After November 2020, election secretaries in 16 of Oklahoma’s 77 counties referred to their local district attorneys a total of 59 potential voting crimes (1). Fifty-three cases involved double voting, in which voters mailed in an absentee ballot and then also voted in person at their polling places. Prosecutors declined to file charges in any of these (2). In fact, only one of the 59 investigations resulted in criminal charges—against a Comanche County woman who completed and submitted her dead father’s absentee ballot (see below).
Voter fraud is, in other words, virtually non-existent in Oklahoma—especially if one considers that single criminal charge in the context of 1,564,886 total ballots cast in November 2020. Measured against 275,017 mail-in votes, county elections officials flagged just two out of every 10,000 ballots cast. As one county election secretary put it, “That’s an ‘A’ on my chart.”
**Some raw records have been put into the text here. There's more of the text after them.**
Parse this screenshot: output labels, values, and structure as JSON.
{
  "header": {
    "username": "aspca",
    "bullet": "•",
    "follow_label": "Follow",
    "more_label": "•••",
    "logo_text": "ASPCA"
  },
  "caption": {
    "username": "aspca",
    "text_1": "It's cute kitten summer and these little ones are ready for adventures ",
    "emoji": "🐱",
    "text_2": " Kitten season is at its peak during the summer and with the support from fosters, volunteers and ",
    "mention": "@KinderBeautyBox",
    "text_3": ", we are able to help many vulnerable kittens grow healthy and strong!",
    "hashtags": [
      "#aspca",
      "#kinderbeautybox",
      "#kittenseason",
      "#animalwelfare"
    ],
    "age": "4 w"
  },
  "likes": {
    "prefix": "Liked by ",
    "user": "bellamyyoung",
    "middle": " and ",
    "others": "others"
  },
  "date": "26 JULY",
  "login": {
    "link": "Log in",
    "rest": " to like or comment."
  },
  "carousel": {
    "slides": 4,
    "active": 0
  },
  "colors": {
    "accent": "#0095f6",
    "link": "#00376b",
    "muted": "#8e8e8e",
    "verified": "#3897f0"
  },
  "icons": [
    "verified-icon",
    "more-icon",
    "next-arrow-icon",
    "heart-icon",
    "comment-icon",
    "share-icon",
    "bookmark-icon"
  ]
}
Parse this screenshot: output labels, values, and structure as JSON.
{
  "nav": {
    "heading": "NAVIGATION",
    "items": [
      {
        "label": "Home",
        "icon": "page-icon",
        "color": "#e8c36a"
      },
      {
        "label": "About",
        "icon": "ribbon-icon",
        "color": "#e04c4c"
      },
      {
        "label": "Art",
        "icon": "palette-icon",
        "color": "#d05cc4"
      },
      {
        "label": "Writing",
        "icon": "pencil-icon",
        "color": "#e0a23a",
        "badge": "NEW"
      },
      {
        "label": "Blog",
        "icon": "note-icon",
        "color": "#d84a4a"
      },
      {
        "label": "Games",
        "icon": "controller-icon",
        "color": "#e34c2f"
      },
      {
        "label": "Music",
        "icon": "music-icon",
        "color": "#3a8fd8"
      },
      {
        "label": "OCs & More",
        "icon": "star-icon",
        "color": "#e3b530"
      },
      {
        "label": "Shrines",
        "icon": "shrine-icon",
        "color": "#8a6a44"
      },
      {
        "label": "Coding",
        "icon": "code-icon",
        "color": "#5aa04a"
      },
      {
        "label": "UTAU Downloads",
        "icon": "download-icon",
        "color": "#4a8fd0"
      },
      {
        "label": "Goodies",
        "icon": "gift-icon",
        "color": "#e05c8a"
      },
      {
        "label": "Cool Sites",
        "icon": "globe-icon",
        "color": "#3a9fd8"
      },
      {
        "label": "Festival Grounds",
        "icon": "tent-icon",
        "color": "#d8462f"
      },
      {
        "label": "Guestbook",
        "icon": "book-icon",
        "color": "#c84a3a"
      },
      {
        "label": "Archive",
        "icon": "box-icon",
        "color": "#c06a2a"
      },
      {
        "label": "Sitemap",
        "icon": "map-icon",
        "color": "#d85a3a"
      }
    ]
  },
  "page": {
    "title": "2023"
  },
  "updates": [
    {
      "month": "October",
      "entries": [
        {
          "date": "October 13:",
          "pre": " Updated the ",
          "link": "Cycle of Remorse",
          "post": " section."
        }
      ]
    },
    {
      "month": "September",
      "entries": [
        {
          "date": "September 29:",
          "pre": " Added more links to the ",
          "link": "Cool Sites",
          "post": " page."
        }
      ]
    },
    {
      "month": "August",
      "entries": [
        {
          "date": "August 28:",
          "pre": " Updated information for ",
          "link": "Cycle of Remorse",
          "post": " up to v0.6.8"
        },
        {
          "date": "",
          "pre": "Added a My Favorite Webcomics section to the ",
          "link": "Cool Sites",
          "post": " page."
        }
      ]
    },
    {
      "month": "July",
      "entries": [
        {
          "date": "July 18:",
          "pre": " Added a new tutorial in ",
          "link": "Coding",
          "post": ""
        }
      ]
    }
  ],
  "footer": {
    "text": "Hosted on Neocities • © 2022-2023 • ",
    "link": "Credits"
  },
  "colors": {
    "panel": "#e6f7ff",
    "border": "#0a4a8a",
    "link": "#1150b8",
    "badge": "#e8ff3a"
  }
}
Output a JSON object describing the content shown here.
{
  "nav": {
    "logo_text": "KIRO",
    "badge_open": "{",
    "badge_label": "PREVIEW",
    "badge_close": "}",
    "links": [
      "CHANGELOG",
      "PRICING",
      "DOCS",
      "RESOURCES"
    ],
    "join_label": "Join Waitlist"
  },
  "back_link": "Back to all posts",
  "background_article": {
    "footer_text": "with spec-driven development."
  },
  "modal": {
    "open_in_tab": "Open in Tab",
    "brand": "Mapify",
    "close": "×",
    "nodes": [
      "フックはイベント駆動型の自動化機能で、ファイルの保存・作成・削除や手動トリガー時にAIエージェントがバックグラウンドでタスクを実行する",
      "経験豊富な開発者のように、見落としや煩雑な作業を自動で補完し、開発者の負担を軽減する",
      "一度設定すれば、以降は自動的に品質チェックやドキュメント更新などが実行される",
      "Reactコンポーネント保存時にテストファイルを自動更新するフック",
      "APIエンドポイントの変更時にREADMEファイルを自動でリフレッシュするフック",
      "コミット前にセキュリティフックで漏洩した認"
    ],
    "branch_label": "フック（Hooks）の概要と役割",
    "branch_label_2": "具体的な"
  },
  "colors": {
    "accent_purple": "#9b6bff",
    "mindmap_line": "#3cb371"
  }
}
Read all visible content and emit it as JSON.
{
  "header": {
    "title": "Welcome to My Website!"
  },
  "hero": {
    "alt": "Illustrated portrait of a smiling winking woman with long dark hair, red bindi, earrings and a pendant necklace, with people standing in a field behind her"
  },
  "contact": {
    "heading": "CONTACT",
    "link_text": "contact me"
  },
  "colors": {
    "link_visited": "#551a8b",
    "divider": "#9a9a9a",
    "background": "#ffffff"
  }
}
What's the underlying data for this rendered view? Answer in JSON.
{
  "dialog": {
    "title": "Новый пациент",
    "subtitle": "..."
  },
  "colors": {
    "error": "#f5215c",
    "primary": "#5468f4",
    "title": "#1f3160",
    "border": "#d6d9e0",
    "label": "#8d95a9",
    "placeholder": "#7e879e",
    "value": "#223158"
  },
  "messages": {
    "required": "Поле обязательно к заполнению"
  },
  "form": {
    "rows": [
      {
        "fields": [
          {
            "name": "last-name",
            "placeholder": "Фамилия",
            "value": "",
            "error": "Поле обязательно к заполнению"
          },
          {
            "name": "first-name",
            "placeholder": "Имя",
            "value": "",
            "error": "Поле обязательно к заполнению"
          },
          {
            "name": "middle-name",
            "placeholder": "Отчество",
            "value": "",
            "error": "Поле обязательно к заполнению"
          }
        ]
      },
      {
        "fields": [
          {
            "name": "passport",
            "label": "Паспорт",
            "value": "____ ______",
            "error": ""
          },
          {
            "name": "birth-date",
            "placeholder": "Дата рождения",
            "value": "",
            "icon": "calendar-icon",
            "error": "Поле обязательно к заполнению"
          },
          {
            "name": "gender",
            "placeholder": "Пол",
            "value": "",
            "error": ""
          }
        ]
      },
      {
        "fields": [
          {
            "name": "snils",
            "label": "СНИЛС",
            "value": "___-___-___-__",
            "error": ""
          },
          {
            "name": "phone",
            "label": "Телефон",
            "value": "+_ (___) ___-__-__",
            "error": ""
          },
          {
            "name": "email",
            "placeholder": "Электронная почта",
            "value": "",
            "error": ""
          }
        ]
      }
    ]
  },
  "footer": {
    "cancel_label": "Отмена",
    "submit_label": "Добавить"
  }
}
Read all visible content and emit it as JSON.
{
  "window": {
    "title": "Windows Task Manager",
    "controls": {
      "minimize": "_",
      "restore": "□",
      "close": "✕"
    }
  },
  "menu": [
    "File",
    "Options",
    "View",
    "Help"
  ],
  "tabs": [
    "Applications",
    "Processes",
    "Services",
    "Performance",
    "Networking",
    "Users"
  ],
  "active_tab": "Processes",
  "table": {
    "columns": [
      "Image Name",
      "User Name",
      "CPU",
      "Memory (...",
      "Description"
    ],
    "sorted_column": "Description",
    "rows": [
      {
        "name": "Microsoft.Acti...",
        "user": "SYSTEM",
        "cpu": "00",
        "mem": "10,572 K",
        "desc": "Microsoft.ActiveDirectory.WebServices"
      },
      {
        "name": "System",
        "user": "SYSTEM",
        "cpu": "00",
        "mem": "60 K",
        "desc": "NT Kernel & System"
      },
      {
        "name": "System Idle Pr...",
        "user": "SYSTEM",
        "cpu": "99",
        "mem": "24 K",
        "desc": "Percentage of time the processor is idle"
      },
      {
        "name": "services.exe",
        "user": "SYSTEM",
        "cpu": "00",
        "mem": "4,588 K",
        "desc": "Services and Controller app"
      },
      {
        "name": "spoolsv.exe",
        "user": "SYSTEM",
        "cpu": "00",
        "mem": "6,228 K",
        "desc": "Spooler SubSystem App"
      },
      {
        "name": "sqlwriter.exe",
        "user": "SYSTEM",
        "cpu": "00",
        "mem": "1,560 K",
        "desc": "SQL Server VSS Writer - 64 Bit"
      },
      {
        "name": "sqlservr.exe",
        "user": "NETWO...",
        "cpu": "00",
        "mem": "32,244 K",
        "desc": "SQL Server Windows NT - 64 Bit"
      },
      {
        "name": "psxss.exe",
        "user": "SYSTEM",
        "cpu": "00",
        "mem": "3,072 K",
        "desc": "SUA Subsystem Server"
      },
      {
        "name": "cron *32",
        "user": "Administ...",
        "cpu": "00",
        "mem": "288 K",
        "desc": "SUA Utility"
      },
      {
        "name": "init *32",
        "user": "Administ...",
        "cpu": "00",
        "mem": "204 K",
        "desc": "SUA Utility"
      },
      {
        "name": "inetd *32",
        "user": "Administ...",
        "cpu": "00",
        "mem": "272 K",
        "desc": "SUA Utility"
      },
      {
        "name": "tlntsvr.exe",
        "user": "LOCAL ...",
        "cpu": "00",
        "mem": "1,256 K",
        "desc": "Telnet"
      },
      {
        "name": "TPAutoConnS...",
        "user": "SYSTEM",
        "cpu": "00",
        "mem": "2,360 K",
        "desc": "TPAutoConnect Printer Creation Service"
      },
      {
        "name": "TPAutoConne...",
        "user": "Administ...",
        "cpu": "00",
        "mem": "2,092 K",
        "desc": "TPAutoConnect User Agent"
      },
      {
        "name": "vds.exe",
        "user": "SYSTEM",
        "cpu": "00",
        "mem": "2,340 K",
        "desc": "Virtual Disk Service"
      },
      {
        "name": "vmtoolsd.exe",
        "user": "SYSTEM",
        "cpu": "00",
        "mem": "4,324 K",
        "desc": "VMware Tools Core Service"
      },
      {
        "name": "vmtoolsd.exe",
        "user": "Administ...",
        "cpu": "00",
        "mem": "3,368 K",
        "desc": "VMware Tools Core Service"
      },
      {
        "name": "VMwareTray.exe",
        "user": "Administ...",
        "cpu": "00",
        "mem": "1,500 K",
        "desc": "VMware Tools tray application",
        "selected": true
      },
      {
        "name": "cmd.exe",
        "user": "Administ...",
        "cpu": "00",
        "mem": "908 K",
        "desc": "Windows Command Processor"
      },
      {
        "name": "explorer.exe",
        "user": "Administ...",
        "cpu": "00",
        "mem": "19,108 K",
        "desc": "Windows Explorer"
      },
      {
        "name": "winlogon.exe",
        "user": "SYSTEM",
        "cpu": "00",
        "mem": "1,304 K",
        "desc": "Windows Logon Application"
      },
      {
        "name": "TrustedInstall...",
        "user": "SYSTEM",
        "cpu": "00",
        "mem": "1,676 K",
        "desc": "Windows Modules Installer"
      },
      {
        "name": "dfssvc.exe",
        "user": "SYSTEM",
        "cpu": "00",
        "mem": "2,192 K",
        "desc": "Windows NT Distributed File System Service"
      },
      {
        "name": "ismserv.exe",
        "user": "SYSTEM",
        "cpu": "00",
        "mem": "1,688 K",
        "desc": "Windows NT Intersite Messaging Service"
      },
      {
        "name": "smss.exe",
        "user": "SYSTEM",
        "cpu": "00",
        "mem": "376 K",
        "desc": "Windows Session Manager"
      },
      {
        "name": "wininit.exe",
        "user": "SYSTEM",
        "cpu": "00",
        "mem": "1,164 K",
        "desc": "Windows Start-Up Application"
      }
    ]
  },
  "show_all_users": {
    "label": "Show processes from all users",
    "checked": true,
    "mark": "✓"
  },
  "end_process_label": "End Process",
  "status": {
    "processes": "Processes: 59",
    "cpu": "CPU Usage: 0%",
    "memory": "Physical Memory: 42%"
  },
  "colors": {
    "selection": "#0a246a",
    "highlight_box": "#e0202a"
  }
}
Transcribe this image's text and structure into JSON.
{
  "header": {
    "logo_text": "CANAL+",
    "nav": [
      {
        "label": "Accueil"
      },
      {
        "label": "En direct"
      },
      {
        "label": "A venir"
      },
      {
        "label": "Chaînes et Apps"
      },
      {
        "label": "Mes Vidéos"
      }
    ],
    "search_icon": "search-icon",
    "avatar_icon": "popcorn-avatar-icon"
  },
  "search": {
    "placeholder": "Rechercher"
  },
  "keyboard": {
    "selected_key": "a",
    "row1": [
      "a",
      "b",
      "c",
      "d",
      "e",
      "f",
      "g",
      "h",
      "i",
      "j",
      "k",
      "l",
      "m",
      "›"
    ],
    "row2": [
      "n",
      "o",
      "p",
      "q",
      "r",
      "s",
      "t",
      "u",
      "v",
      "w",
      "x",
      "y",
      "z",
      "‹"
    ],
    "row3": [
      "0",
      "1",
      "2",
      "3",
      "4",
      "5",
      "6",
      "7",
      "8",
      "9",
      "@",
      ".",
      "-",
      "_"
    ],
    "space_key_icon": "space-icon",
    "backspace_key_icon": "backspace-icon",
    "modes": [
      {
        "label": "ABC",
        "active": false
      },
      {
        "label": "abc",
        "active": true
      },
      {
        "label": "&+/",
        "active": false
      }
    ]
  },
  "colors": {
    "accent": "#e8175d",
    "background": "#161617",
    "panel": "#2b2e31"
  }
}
We also agree with the Oklahoma State Election Board’s assessment that our state’s election infrastructure is sound—built to withstand threats ranging from cyberattack to other nefarious schemes such as the stuffing of ballot boxes. Between 2012 and 2020, there were only three other cases of voting crime in Oklahoma—all involving municipal or school board elections, and not races for statewide or national offices (3).
We are alarmed by the irresponsibility of individuals and organizations who continue to insist without evidence that there are “questions and concerns” about election security. Insinuating that there are problems where none exist only serves to undermine public confidence in free and fair elections, which are a cornerstone of the American democracy that LWVOK are pledged to promote and protect.